Les conséquences de l’oubli d’une clause de variation obligatoire sont précisées.

En effet, si des marchés ont été conclus sans respecter l’obligation d’actualisation ou de révision des prix, et que des difficultés surviennent en cours d’exécution du contrat du fait de fortes fluctuations, l’acheteur est susceptible d’engager sa responsabilité contractuelle.

 

La méconnaissance de cette obligation constitue un manquement aux obligations de publicité et de mise en concurrence susceptible d’entraîner l’annulation de la procédure de passation.

Il convient par conséquent d’encourager les entreprises à être vigilantes et à alerter les maîtres d’ouvrage en cours de passation des marchés, si ceux-ci ont omis d’insérer une clause de variation obligatoire en leur rappelant les risques encourus.

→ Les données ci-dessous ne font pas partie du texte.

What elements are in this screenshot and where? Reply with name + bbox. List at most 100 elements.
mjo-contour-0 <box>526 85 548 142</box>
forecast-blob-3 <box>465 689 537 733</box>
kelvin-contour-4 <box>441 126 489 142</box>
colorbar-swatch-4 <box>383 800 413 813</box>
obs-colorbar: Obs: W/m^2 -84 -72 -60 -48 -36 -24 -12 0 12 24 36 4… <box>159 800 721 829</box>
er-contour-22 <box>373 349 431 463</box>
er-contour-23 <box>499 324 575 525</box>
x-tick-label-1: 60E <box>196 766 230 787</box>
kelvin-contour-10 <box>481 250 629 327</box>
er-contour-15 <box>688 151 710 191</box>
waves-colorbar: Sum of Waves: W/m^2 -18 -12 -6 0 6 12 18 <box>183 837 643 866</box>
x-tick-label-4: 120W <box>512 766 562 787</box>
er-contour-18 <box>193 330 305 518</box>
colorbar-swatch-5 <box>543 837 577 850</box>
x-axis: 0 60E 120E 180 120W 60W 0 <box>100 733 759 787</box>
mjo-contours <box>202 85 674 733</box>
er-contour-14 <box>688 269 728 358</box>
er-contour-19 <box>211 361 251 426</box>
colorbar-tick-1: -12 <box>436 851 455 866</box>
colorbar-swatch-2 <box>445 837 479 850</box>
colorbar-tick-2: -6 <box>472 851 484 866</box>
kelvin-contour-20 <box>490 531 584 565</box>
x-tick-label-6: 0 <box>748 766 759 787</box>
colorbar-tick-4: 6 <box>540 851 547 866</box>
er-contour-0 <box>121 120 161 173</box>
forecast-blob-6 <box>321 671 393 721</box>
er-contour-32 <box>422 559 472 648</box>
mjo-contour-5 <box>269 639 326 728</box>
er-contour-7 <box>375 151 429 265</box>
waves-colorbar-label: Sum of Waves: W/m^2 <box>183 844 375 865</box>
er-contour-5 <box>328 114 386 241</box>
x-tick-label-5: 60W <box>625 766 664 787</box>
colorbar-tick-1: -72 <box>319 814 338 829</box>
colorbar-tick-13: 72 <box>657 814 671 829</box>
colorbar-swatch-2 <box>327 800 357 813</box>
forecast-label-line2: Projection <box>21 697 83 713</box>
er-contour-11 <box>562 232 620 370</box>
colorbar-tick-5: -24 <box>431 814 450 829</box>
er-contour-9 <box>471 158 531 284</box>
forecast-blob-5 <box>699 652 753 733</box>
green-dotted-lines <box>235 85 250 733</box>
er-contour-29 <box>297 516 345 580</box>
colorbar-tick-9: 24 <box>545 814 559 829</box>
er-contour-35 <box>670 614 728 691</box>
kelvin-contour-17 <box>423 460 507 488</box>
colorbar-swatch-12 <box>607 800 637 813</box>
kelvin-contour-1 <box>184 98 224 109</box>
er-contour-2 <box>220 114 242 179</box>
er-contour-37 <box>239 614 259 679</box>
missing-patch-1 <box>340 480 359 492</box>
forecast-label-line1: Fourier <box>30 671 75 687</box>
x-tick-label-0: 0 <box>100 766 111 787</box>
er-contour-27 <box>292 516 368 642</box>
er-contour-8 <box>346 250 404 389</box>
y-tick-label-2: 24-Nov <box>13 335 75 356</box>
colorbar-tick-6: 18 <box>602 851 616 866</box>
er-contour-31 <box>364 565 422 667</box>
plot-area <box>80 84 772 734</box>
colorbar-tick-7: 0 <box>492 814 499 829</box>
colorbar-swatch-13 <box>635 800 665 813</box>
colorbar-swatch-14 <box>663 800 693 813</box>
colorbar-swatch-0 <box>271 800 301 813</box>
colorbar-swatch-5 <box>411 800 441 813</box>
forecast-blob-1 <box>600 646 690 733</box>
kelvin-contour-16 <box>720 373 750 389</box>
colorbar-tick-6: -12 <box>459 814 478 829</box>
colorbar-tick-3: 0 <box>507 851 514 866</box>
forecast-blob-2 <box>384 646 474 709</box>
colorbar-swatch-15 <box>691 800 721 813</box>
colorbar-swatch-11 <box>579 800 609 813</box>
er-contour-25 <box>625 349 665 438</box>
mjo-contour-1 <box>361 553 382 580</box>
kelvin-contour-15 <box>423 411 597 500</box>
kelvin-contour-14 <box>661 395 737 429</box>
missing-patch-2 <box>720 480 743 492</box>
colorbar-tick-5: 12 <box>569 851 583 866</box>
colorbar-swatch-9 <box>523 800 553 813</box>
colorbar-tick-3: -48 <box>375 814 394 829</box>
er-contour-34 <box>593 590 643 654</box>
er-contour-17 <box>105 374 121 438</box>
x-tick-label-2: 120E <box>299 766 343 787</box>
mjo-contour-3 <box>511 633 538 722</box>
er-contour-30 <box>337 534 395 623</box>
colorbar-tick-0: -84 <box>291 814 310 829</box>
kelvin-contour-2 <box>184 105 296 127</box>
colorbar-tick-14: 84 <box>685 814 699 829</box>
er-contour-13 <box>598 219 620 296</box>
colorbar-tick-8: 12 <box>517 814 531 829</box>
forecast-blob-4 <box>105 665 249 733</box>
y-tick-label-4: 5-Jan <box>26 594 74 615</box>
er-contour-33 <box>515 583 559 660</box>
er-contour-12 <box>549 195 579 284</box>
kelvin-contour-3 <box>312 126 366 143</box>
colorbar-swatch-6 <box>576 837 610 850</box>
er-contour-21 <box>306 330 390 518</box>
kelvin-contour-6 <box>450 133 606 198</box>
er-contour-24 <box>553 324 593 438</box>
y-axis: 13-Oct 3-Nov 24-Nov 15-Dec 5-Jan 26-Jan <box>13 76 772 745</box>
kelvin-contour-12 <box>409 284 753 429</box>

Clauses relatives à la gestion des délais

Les acheteurs sont appelés à insérer dans leurs marchés à venir des clauses exonérant les entreprises des pénalités de retard et prévoyant la prolongation des délais en cas de circonstances imprévisibles.

1

La circulaire du 20 novembre 1974 relative à l'indemnisation des titulaires de marchés publics en cas d'accroissement imprévisible de leurs charges économiques a fixé le seuil du bouleversement à 1/15 du montant du marché. Cependant, le juge administratif ne s’estime pas tenu par ce seuil et apprécie le bouleversement de l’économie du marché au cas par cas.